El cuidado de tu amigo peludo no se reduce a darle de comer, a sacarle de paseo cuando te sobra tiempo, a llevarle al veterinario un par de veces al año o darle un baño mensual. Y es que los perros son más complejos de lo que imaginamos. Ellos, al igual que todos los organismos vivos, también mantienen una relación afectiva con su entorno ─claro, esto no es fácil de explicar ni de comprender, pues los humanos solo podemos hablar desde la experiencia humana, o sea, desde conceptos humanos─.

Debemos recordar que los perros evolucionaron alrededor de los hombres. Durante milenios se ha comprobado la íntima relación que un perro llega a tener con su amo.
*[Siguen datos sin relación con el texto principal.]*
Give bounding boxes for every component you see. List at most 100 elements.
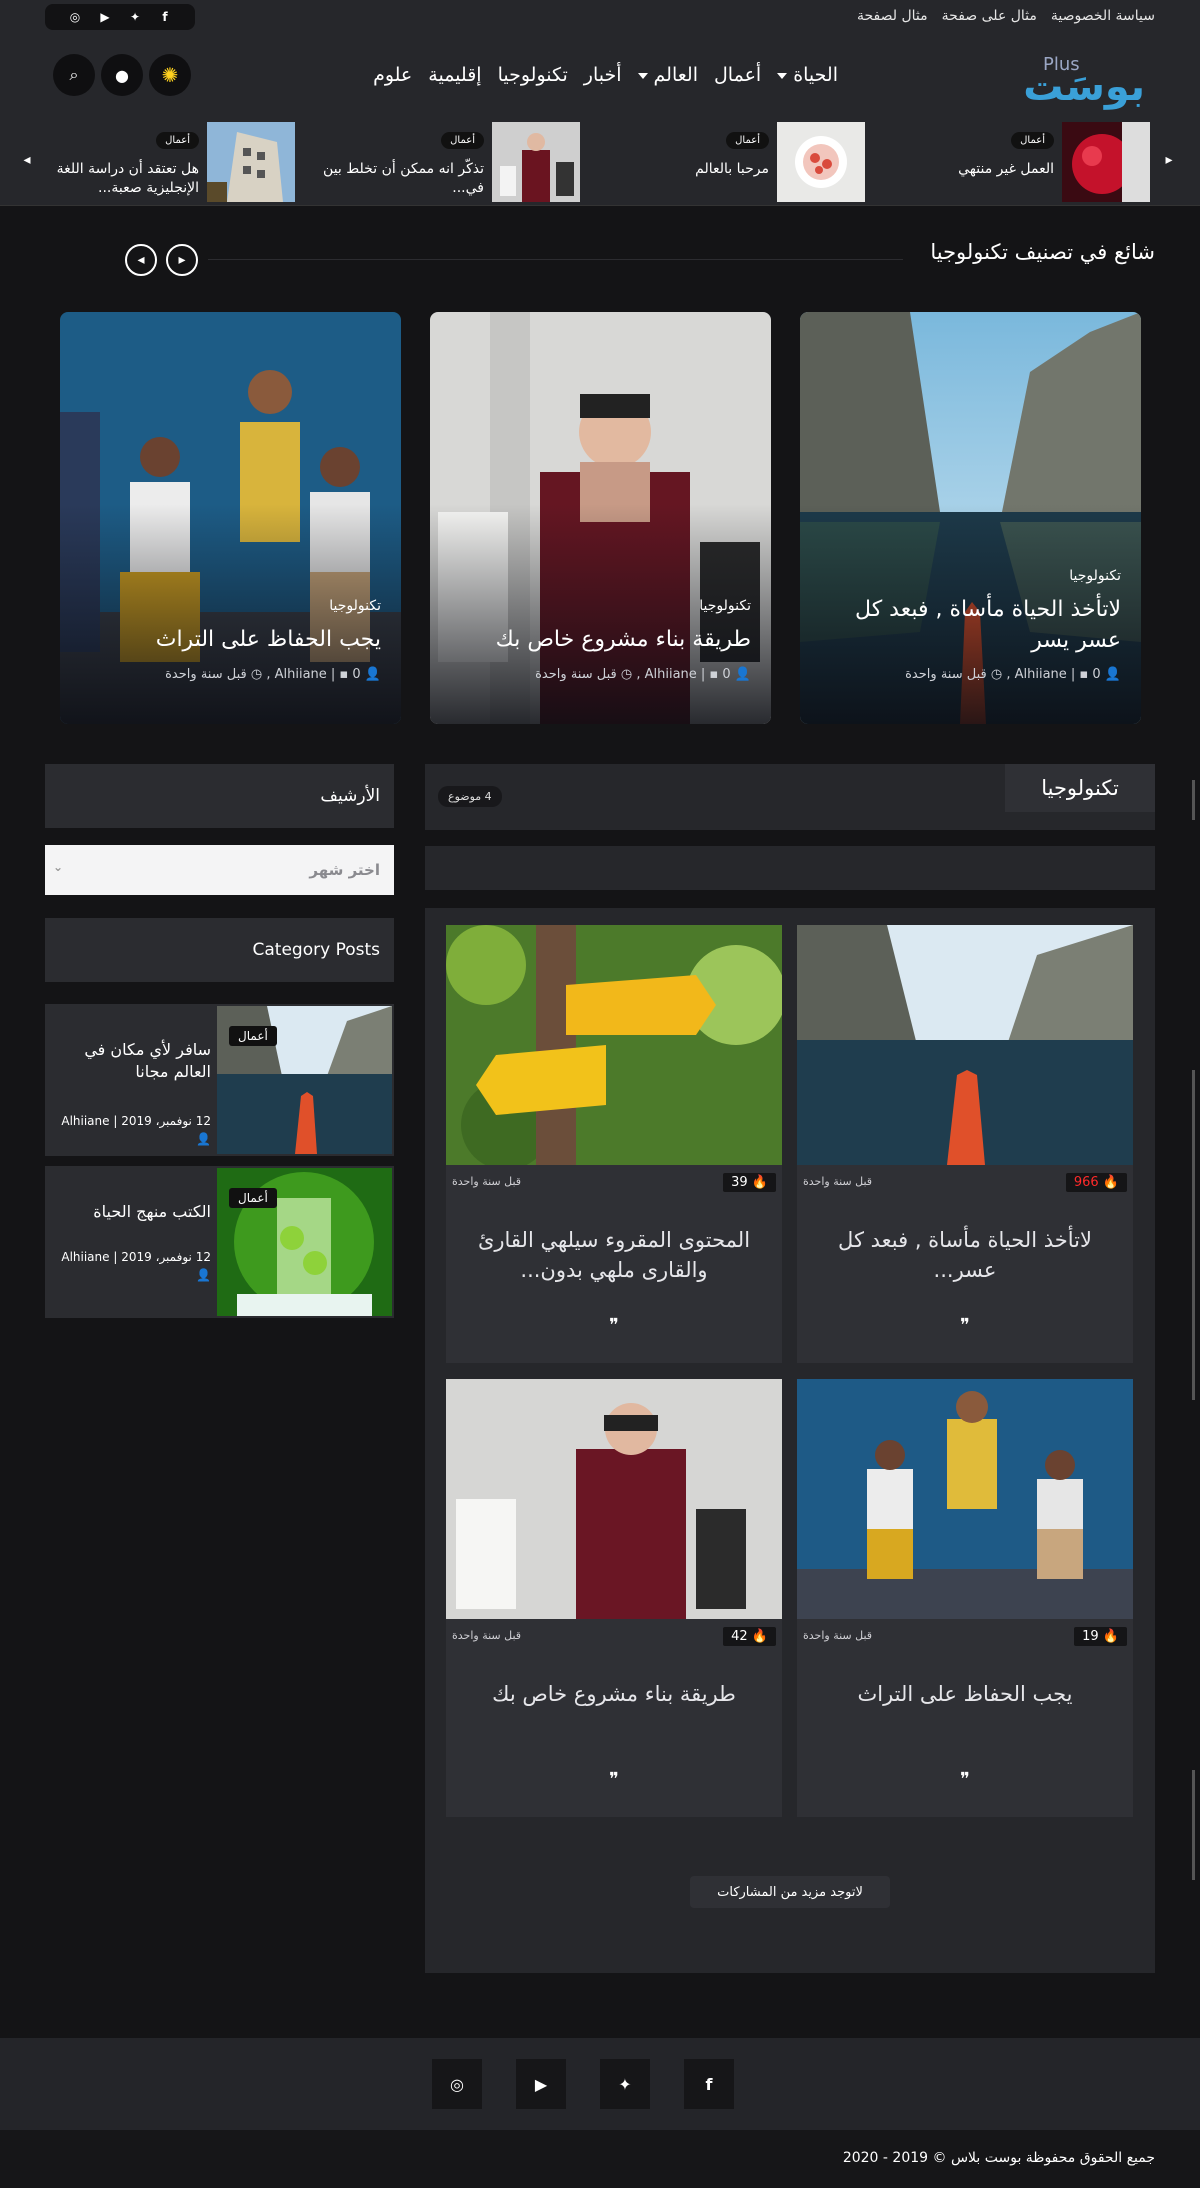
facebook-icon[interactable]: f [684, 2059, 734, 2109]
ticker-item[interactable]: أعمال هل تعتقد أن دراسة اللغة الإنجليزية… [39, 122, 295, 202]
archive-widget-title: الأرشيف [45, 764, 394, 828]
quote-icon: ❞ [609, 1769, 619, 1790]
user-icon[interactable]: ● [101, 54, 143, 96]
card-time: قبل سنة واحدة [165, 667, 247, 682]
post-title[interactable]: طريقة بناء مشروع خاص بك [466, 1679, 762, 1709]
user-icon: 👤 [1104, 667, 1121, 682]
twitter-icon[interactable]: ✦ [126, 10, 144, 24]
comment-icon: ▪ [1079, 667, 1089, 682]
nav-news[interactable]: أخبار [584, 64, 622, 86]
views-count: 42 [731, 1629, 748, 1644]
sidebar-post[interactable]: أعمال سافر لأي مكان في العالم مجانا 12 ن… [45, 1004, 394, 1156]
archive-month-select[interactable]: اختر شهر ⌄ [45, 845, 394, 895]
ticker-item[interactable]: أعمال تذكّر انه ممكن أن تخلط بين في... [300, 122, 580, 202]
ticker-item[interactable]: أعمال العمل غير منتهي [870, 122, 1150, 202]
sample-page-link[interactable]: مثال على صفحة [942, 8, 1037, 24]
sidebar-post-title[interactable]: الكتب منهج الحياة [61, 1201, 211, 1223]
post-card[interactable]: 🔥 39 قبل سنة واحدة المحتوى المقروء سيلهي… [446, 925, 782, 1363]
post-title[interactable]: المحتوى المقروء سيلهي القارئ والقارى مله… [466, 1225, 762, 1285]
clock-icon: ◷ [250, 667, 263, 682]
page-example-link[interactable]: مثال لصفحة [857, 8, 928, 24]
card-comments: 0 [722, 667, 731, 682]
trending-card[interactable]: تكنولوجيا يجب الحفاظ على التراث 👤 Alhiia… [60, 312, 401, 724]
sidebar-post-badge[interactable]: أعمال [229, 1188, 277, 1208]
logo[interactable]: Plus بوسَت [1023, 54, 1145, 114]
user-icon: 👤 [364, 667, 381, 682]
instagram-icon[interactable]: ◎ [432, 2059, 482, 2109]
archive-title: الأرشيف [320, 786, 380, 806]
card-author[interactable]: Alhiiane [645, 667, 697, 682]
card-author[interactable]: Alhiiane [1015, 667, 1067, 682]
nav-tech[interactable]: تكنولوجيا [498, 64, 568, 86]
post-count-badge: 4 موضوع [438, 786, 502, 807]
nav-regional[interactable]: إقليمية [428, 64, 481, 86]
post-title[interactable]: يجب الحفاظ على التراث [817, 1679, 1113, 1709]
search-icon[interactable]: ⌕ [53, 54, 95, 96]
card-meta: 👤 Alhiiane | ▪ 0 , ◷ قبل سنة واحدة [535, 667, 751, 682]
ticker-title: تذكّر انه ممكن أن تخلط بين في... [323, 161, 484, 196]
post-image [797, 925, 1133, 1165]
views-count: 39 [731, 1175, 748, 1190]
facebook-icon[interactable]: f [156, 10, 174, 24]
instagram-icon[interactable]: ◎ [66, 10, 84, 24]
card-category[interactable]: تكنولوجيا [1069, 568, 1121, 584]
comment-icon: ▪ [709, 667, 719, 682]
card-time: قبل سنة واحدة [905, 667, 987, 682]
nav-science[interactable]: علوم [373, 64, 412, 86]
youtube-icon[interactable]: ▶ [96, 10, 114, 24]
views-count: 19 [1082, 1629, 1099, 1644]
ticker-badge: أعمال [1011, 132, 1054, 149]
twitter-icon[interactable]: ✦ [600, 2059, 650, 2109]
post-card[interactable]: 🔥 42 قبل سنة واحدة طريقة بناء مشروع خاص … [446, 1379, 782, 1817]
archive-select-value: اختر شهر [309, 861, 380, 879]
card-category[interactable]: تكنولوجيا [699, 598, 751, 614]
scrollbar-marker [1192, 780, 1195, 820]
theme-toggle-icon[interactable]: ✺ [149, 54, 191, 96]
post-card[interactable]: 🔥 966 قبل سنة واحدة لاتأخذ الحياة مأساة … [797, 925, 1133, 1363]
privacy-link[interactable]: سياسة الخصوصية [1051, 8, 1155, 24]
sidebar-post-title[interactable]: سافر لأي مكان في العالم مجانا [61, 1039, 211, 1083]
ticker-next-arrow[interactable]: ▸ [1162, 152, 1176, 172]
nav-business[interactable]: أعمال [714, 64, 761, 86]
quote-icon: ❞ [960, 1769, 970, 1790]
chevron-down-icon: ⌄ [53, 860, 64, 874]
nav-life[interactable]: الحياة [777, 64, 838, 86]
card-comments: 0 [352, 667, 361, 682]
load-more-button[interactable]: لاتوجد مزيد من المشاركات [690, 1876, 890, 1908]
post-count: 4 موضوع [448, 790, 492, 803]
quote-icon: ❞ [960, 1315, 970, 1336]
news-ticker: ▸ ◂ أعمال العمل غير منتهي أعمال مرحبا با… [20, 120, 1180, 206]
card-title[interactable]: يجب الحفاظ على التراث [80, 624, 381, 655]
trending-card[interactable]: تكنولوجيا طريقة بناء مشروع خاص بك 👤 Alhi… [430, 312, 771, 724]
card-title[interactable]: طريقة بناء مشروع خاص بك [450, 624, 751, 655]
carousel-next-button[interactable]: ▸ [166, 244, 198, 276]
sidebar-post-badge[interactable]: أعمال [229, 1026, 277, 1046]
ticker-image [492, 122, 580, 202]
post-card[interactable]: 🔥 19 قبل سنة واحدة يجب الحفاظ على التراث… [797, 1379, 1133, 1817]
card-title[interactable]: لاتأخذ الحياة مأساة , فبعد كل عسر يسر [820, 594, 1121, 656]
user-icon: 👤 [196, 1268, 211, 1282]
ticker-title: هل تعتقد أن دراسة اللغة الإنجليزية صعبة.… [56, 161, 199, 196]
post-image [446, 1379, 782, 1619]
views-badge: 🔥 42 [723, 1627, 776, 1646]
post-title[interactable]: لاتأخذ الحياة مأساة , فبعد كل عسر... [817, 1225, 1113, 1285]
youtube-icon[interactable]: ▶ [516, 2059, 566, 2109]
card-comments: 0 [1092, 667, 1101, 682]
carousel-prev-button[interactable]: ◂ [125, 244, 157, 276]
category-filter-bar [425, 846, 1155, 890]
card-shade [430, 504, 771, 724]
logo-text: بوسَت [1023, 64, 1145, 110]
nav-world[interactable]: العالم [638, 64, 698, 86]
post-time: قبل سنة واحدة [803, 1175, 873, 1188]
clock-icon: ◷ [620, 667, 633, 682]
trending-card[interactable]: تكنولوجيا لاتأخذ الحياة مأساة , فبعد كل … [800, 312, 1141, 724]
views-badge: 🔥 966 [1065, 1173, 1127, 1192]
card-author[interactable]: Alhiiane [275, 667, 327, 682]
card-shade [60, 504, 401, 724]
ticker-prev-arrow[interactable]: ◂ [20, 152, 34, 172]
ticker-badge: أعمال [156, 132, 199, 149]
card-category[interactable]: تكنولوجيا [329, 598, 381, 614]
ticker-badge: أعمال [726, 132, 769, 149]
ticker-item[interactable]: أعمال مرحبا بالعالم [585, 122, 865, 202]
sidebar-post[interactable]: أعمال الكتب منهج الحياة 12 نوفمبر، 2019 … [45, 1166, 394, 1318]
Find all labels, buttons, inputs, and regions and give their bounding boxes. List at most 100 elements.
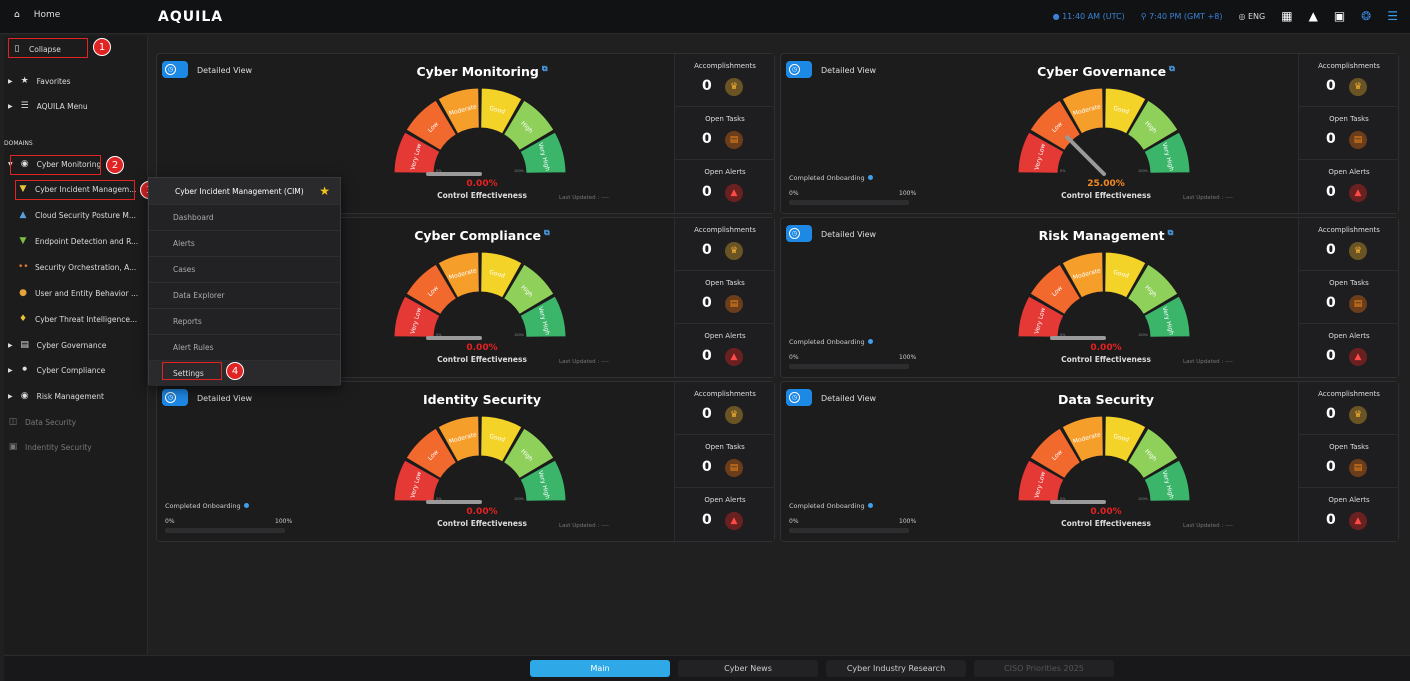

Este lazo no solamente se estrecha por necesidad o dependencia, sino que se fortalece por una conexión afectiva.

La historia nos ha regalado muchas pruebas, se ha sabido de perros que dan señales de una depresión crónica cuando mueren sus amos, y de otros que se escapan a buscarlos cuando se han ido. Estos son ejemplos de perros que no han sido abandonados, sus necesidades básicas aún están cubiertas, tienen quien les dé de comer y los lleve de paseo y al veterinario y demás. Pero han perdido el lazo afectivo que los unía a la vida, al deseo de vivir.

Si tienes un fiel amigo peludo comprenderás, pues habrás experimentado la felicidad que les da verte. Dedícale el tiempo que merece, fortalece el lazo que los une. Háblales, aunque no te entiendan verás el gusto que les da escucharte. Acicálalos, acarícialos, pero hazlo enfocando toda tu atención a ellos. Juega con ellos, involúcralos en actividades divertidas, principalmente por la noche, para que tengan un poco de ejercicio y duerman más profundamente.

Si tienes varios amigos peludos, y conviven con más gente en tu casa, asegúrate que cada quién, perro y humano, tenga alguna actividad especial con cada uno por separado. Así se estrecharán los lazos en todas las vías, logrando una convivencia más armoniosa y feliz.